Destaque Secundário

A união da sociedade civil pelo despejo zero na pandemia, por Júlia Pereira

da BrCidades

A união da sociedade civil pelo despejo zero na pandemia

por Júlia Pereira

9.156. Esse foi o número de famílias brasileiras removidas de suas casas desde o início da pandemia de Covid-19, de acordo com o levantamento realizado pela Campanha Despejo Zero*.

Ficar em casa não faz parte da realidade dessas famílias. São milhares de pessoas que têm suas vidas em risco já que não podem seguir uma das principais medidas de prevenção à infecção pelo coronavírus: o isolamento social.

Por outro lado, outras famílias puderam comemorar os 31 casos de remoções suspensas. Essa vitória só foi possível devido à mobilização de atores da sociedade civil, que, desde o início da pandemia, pressionaram e continuam pressionando o poder público para impedir que famílias sejam removidas de suas casas e tenham suas vidas cada vez mais expostas ao coronavírus.

O Instituto Brasileiro de Direito Urbanístico (IBDU) se soma às entidades e movimentos, e trabalha, incansavelmente, por meio de mobilização e atuação política pelo direito à moradia. Foram diversas vitórias já alcançadas de norte a sul do país pelo fim dos despejos e a favor da vida das famílias brasileiras.

VITÓRIAS PELO BRASIL

Os frutos da atuação dos movimentos que lutam pelo direito à moradia já podem ser colhidos em alguns estados, como São Paulo e no Pará.

No Norte, a vitória na luta pelo fim dos despejos durante a pandemia foi comemorada em janeiro deste ano, quando o governador Helder Barbalho (MDB) sancionou a lei nº 9.212/2021. O texto determina a suspensão do cumprimento de medidas judiciais, extrajudiciais ou administrativas que impliquem em despejos, desocupações ou remoções forçadas, em imóveis públicos e privados que sirvam de moradia ou de meio de subsistência em razão do estado de calamidade pública, garantindo a manutenção da moradia à população vulnerável e o acesso aos serviços básicos essenciais para a sobrevivência, como energia elétrica e saneamento básico.

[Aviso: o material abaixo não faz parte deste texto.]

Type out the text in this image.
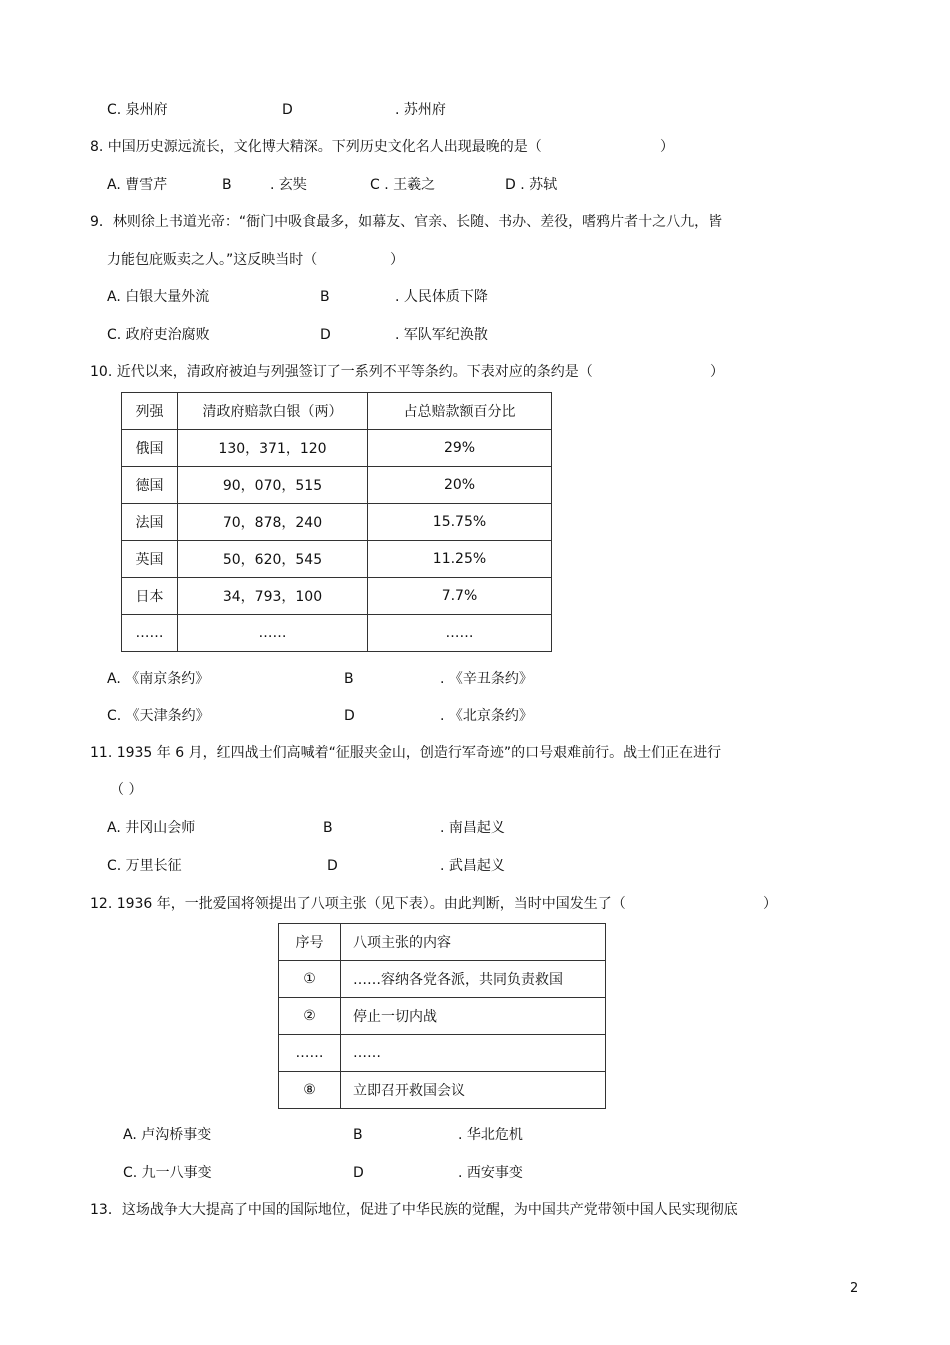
C. 泉州府	D	. 苏州府
8. 中国历史源远流长，文化博大精深。下列历史文化名人出现最晚的是（	）
A. 曹雪芹	B	. 玄奘	C . 王羲之	D . 苏轼
9．林则徐上书道光帝：“衙门中吸食最多，如幕友、官亲、长随、书办、差役，嗜鸦片者十之八九，皆
力能包庇贩卖之人。”这反映当时（	）
A. 白银大量外流	B	. 人民体质下降
C. 政府吏治腐败	D	. 军队军纪涣散
10. 近代以来，清政府被迫与列强签订了一系列不平等条约。下表对应的条约是（	）
列强	清政府赔款白银（两）	占总赔款额百分比
俄国	130，371，120	29%
德国	90，070，515	20%
法国	70，878，240	15.75%
英国	50，620，545	11.25%
日本	34，793，100	7.7%
……	……	……
A. 《南京条约》	B	. 《辛丑条约》
C. 《天津条约》	D	. 《北京条约》
11. 1935 年 6 月，红四战士们高喊着“征服夹金山，创造行军奇迹”的口号艰难前行。战士们正在进行
（ ）
A. 井冈山会师	B	. 南昌起义
C. 万里长征	D	. 武昌起义
12. 1936 年，一批爱国将领提出了八项主张（见下表）。由此判断，当时中国发生了（	）
序号	八项主张的内容
①	……容纳各党各派，共同负责救国
②	停止一切内战
……	……
⑧	立即召开救国会议
A. 卢沟桥事变	B	. 华北危机
C. 九一八事变	D	. 西安事变
13．这场战争大大提高了中国的国际地位，促进了中华民族的觉醒，为中国共产党带领中国人民实现彻底
2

O Projeto de Lei foi apresentado pelo deputado estadual Carlos Bordalo (PT), também presidente da Comissão de Direitos Humanos da Assembleia Legislativa do Estado do Pará. Segundo Juliana Oliveira, Conselheira da Regional Norte do IBDU, antes mesmo da aprovação do texto, o deputado já vinha articulando junto às instituições do sistema de Justiça e do Executivo estadual a implementação de medidas garantidoras de direitos humanos nos conflitos fundiários coletivos rurais e urbanos. “Diversas entidades da sociedade civil vinculadas à luta pelos direitos humanos, em especial do direito à moradia, como o IBDU, fomentaram a resistência para retirar da invisibilidade as violações de direitos humanos que vinham ocorrendo antes e no contexto da pandemia, e iniciaram o processo de luta pela suspensão dos despejos como medida de contenção da transmissão do vírus da Covid-19. Essa articulação de todos fortaleceu o processo para aprovação da lei”, explica Juliana.

Já em São Paulo a vitória é mais recente. A Assembleia Legislativa do Estado aprovou, no dia 22 de abril, o PL 146/2020, de autoria dos deputados Leci Brandão (PCdoB), Dr. Jorge do Carmo (PT) e Maurici (PT).

Para entrar em vigor, o projeto ainda precisa passar pela sanção do governador João Doria (PSDB), mas a aprovação na Casa Legislativa já é comemorada pelos movimentos sociais.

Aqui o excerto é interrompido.